Se quedaron en silencio por unos momentos, ambos sabiendo que aún había mucho por decir, pero ninguno queriendo romper el frágil equilibrio que habían logrado. Finalmente, Aiko fue la primera en moverse, levantándose del sofá donde habían pasado la noche. Sin decir una palabra, se dirigió hacia la cocina, dejando a Adrián observando sus movimientos.

Mientras preparaba café, Aiko sentía una mezcla de emociones que la abrumaba. Amaba a Adrián, de eso no había duda, pero sus propios miedos seguían acechando, como sombras que no podía ignorar. Aún recordaba el peligro que representaba su pasado con los Yakuza, el peso de su relación anterior y lo mucho que había luchado por escapar de esa vida. Ahora, con Adrián a su lado, sentía que estaba volviendo a abrir una puerta que tal vez nunca debería haber tocado.

Adrián se levantó poco después y la encontró en la cocina, observando el café mientras el aroma llenaba la habitación. Se acercó en silencio y puso una mano en su hombro.

—¿Estás bien? —preguntó, su voz suave, pero con un toque de preocupación.

Aiko no respondió de inmediato. Miró el café, tratando de encontrar las palabras adecuadas, pero nada parecía suficiente para expresar lo que estaba sintiendo.

—No lo sé, Adrián —admitió finalmente—. A veces siento que todo esto es demasiado. Mis miedos, mi pasado... todo lo que arrastro conmigo. No quiero que termines siendo una víctima de lo que yo no puedo dejar atrás.

Adrián la giró suavemente para que lo mirara a los ojos.

—No eres una carga, Aiko. Lo que viviste, lo que aún llevas contigo, es parte de quien eres. Y yo acepto todo eso. No te pido que olvides tu pasado, solo que me dejes estar a tu lado mientras lo enfrentas.

Aiko lo miró, sorprendida por la claridad de sus palabras. Sabía que Adrián era joven, pero había algo en su mirada, en su manera de ser, que irradiaba una madurez que pocas veces había visto en alguien de su edad. Se sentía afortunada de tenerlo a su lado, pero también aterrada de que, en algún momento, se diera cuenta de que ella no era suficiente para él.

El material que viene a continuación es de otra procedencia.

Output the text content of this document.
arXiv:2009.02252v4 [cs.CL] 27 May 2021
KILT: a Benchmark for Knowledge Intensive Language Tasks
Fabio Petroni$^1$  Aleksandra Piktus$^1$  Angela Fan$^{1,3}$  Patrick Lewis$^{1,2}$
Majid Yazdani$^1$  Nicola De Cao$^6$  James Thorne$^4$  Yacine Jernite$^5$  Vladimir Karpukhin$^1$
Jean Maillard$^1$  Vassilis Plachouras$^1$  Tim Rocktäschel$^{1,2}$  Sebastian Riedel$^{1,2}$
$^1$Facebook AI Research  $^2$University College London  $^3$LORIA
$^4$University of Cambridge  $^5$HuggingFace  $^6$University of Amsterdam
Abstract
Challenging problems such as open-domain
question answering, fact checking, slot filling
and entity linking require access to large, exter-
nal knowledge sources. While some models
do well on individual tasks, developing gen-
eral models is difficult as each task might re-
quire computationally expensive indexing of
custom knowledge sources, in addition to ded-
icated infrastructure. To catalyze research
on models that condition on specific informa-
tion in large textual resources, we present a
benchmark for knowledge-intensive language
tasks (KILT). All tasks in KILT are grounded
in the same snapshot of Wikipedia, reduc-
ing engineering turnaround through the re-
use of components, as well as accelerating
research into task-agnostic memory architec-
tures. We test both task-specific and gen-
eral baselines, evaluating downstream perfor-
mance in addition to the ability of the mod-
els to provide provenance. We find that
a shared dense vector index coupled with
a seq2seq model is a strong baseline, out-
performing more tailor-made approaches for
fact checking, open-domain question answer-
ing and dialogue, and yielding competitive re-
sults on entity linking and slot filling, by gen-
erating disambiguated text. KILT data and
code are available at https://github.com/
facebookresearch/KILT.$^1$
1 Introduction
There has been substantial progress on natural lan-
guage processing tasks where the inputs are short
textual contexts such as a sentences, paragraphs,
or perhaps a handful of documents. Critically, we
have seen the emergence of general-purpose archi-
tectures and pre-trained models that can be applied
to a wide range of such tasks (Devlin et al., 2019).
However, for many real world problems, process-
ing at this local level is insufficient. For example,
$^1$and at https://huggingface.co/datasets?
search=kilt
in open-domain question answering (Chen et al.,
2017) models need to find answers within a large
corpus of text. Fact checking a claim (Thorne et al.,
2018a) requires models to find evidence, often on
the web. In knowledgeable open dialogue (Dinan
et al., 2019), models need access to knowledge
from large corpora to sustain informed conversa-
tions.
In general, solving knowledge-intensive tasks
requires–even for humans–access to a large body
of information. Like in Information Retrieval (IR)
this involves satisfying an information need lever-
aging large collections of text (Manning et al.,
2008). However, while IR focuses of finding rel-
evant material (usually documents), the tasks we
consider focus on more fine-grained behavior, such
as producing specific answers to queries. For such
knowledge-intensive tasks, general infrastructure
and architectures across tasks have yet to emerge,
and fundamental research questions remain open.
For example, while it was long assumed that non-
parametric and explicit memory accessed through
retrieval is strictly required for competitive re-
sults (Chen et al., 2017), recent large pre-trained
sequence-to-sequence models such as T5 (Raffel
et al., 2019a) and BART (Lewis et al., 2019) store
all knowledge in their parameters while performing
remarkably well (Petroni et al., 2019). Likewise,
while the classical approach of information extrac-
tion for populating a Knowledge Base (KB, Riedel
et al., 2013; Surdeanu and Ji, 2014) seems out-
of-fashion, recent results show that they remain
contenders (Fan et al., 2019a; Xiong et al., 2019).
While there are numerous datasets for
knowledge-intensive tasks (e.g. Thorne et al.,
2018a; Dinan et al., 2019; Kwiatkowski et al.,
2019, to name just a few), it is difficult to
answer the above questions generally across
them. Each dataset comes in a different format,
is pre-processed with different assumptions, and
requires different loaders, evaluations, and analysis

—Es que no quiero que te arrepientas... —comenzó, su voz temblando ligeramente—. No quiero que un día te des cuenta de que cometiste un error al estar conmigo.

Adrián la tomó de ambas manos, mirándola con una seriedad que hacía que sus palabras resonaran aún más profundamente.

—Aiko, nunca me arrepentiría de haberte elegido. No sé lo que nos depara el futuro, pero sé que lo que siento por ti es real. Y mientras podamos enfrentarlo juntos, no tengo miedo de lo que venga.

El peso de sus palabras hizo que Aiko sintiera una especie de alivio, como si, por primera vez en mucho tiempo, alguien realmente la entendiera, la aceptara por completo, con todos sus defectos y sus heridas. Una lágrima silenciosa rodó por su mejilla, pero esta vez no era una lágrima de tristeza. Era de alivio, de gratitud.

—Gracias —susurró, inclinándose hacia él y dejando que sus frentes se tocaran suavemente—. No sé qué hice para merecerte, pero gracias.

Después de ese momento íntimo, ambos decidieron salir a caminar por la ciudad. Vancouver estaba tranquila esa mañana, y el aire fresco les ayudó a despejar la cabeza. Mientras caminaban, no hablaron mucho, pero el silencio entre ellos no era incómodo. Era un silencio compartido, lleno de comprensión y de promesas no dichas.

Pasaron por un pequeño parque, y sin decir nada, se sentaron en un banco. El sol brillaba a través de las hojas de los árboles, y el sonido de los pájaros y el agua en el fondo les proporcionaba una sensación de calma que no habían sentido en mucho tiempo. Aiko, recostada en el hombro de Adrián, dejó escapar un suspiro, sintiendo cómo sus miedos comenzaban a desvanecerse, al menos por ese momento.

—Tengo que decirte algo —dijo ella de repente, rompiendo el silencio—. Gran parte de mi miedo viene de lo que viví con los Yakuza. Mi relación con ellos, con mi exnovio... todo eso me dejó marcas que no he podido borrar, y a veces siento que siempre estaré atrapada en ese pasado.